Here's the question you clicked on:
IsTim
Express each function as a power with a rational exponent, and then differentiate. Express each answer using positive exponents. y=sqrt(2x-3x^5)
Well. I'm just doing the first part. I got 1/2(2-15x^4)^-1/2
ok sqrt is same as exponent of 1/2 then apply chain rule to differentiate good..wait don't change inside...multiply whole thing by derivative of inside
\[(2-15x^{4})\frac{1}{2}(2x-5x^{3})^{-1/2}\]
In my textbook, it says: \[y=(2x-3x^5)^{1/2}\]
?? yes that is original function right
No, the answer. Well, the first half that isn't dy/dx.
oh yeah...sqrt is same as exponent of 1/2
But I don't know how to get \[dy/dx=(2=15x^4 )/(2\sqrt{2x-3x^5}\]
Also, why is their exponent positive, but ours is negative?
same answer i posted....ours is negative because its in numerator, when you flip it to denominator the sign of exponent changes
Ok. I understand the first part. Thanks. I'll call out if I need help on the second part.
Um, to find the derviative I use 1/2(2x−5x^3)−1/2 right.
whoah ...um we were doing 2nd part (finding derivative this whole time) or at least thats what i was doing
Oh no!
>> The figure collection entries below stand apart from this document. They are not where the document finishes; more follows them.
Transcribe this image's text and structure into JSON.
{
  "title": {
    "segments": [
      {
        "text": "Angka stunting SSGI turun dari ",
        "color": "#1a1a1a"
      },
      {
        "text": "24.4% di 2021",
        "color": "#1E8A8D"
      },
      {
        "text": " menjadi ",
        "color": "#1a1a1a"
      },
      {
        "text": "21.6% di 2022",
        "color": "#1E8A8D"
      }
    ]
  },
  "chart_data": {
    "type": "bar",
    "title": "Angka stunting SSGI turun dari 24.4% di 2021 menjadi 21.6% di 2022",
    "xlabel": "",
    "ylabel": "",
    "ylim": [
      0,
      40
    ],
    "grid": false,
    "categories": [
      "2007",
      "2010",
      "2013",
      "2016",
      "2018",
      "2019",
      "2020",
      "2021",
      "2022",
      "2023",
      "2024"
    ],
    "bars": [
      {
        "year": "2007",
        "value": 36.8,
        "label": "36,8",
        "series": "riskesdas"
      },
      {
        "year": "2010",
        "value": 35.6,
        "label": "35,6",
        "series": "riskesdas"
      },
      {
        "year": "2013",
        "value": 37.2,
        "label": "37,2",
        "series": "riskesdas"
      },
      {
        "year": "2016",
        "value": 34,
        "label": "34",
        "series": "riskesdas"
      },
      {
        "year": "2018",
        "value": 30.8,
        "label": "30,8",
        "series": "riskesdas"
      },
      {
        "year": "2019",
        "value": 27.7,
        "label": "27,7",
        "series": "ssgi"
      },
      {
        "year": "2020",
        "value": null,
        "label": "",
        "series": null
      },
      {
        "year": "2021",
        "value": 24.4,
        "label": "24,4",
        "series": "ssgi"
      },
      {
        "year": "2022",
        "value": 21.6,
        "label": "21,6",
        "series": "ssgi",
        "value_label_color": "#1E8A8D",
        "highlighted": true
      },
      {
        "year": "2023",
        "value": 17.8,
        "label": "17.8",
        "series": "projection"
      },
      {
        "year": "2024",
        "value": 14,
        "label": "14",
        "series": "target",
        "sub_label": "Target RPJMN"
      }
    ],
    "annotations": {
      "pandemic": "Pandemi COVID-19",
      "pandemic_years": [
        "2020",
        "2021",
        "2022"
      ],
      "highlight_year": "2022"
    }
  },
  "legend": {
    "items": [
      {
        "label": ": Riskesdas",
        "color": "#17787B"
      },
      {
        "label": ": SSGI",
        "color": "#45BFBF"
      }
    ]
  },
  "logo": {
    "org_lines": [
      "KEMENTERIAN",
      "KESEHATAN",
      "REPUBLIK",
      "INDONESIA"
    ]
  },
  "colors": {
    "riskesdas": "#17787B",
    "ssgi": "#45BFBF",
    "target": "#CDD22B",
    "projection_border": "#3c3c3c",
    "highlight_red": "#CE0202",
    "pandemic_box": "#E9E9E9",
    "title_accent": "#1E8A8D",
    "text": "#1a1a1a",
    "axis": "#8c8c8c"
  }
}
How do I do the first part?
sqrt is same as exponent of 1/2
I guess I can't copy Latex....
dy/dx=(2=15x^4)/(2sqrt(2x−3x^5))
How do I figure that out?
let me try this, part 1 is super easy all you are doing is rewriting it using rational exponents \[\large \sqrt[n]{x} = x^{1/n}\] \[\sqrt{2x-3x^{5}} = (2x-3x^{5})^{1/2}\] part 2: find derivative using chain rule u = 2x-3x^5 du = 2-15x^4 \[\frac{d}{du} u^{1/2} = \frac{1}{2}u^{-1/2} = \frac{1}{2\sqrt{u}}\] multiply by du and substitute 2x-3x^5 back in for u \[\rightarrow \frac{2-15x^{4}}{2\sqrt{2x-3x^{5}}}\]
How'd you get du = 2-15x^4?
@dumbcow When you have time...
isn't that what you got in your very 1st post ^^ ?? anyway, its the derivative of 2x-3x^5 using power rule \[\large \frac{d}{dx} x^{n} = n*x^{n-1}\]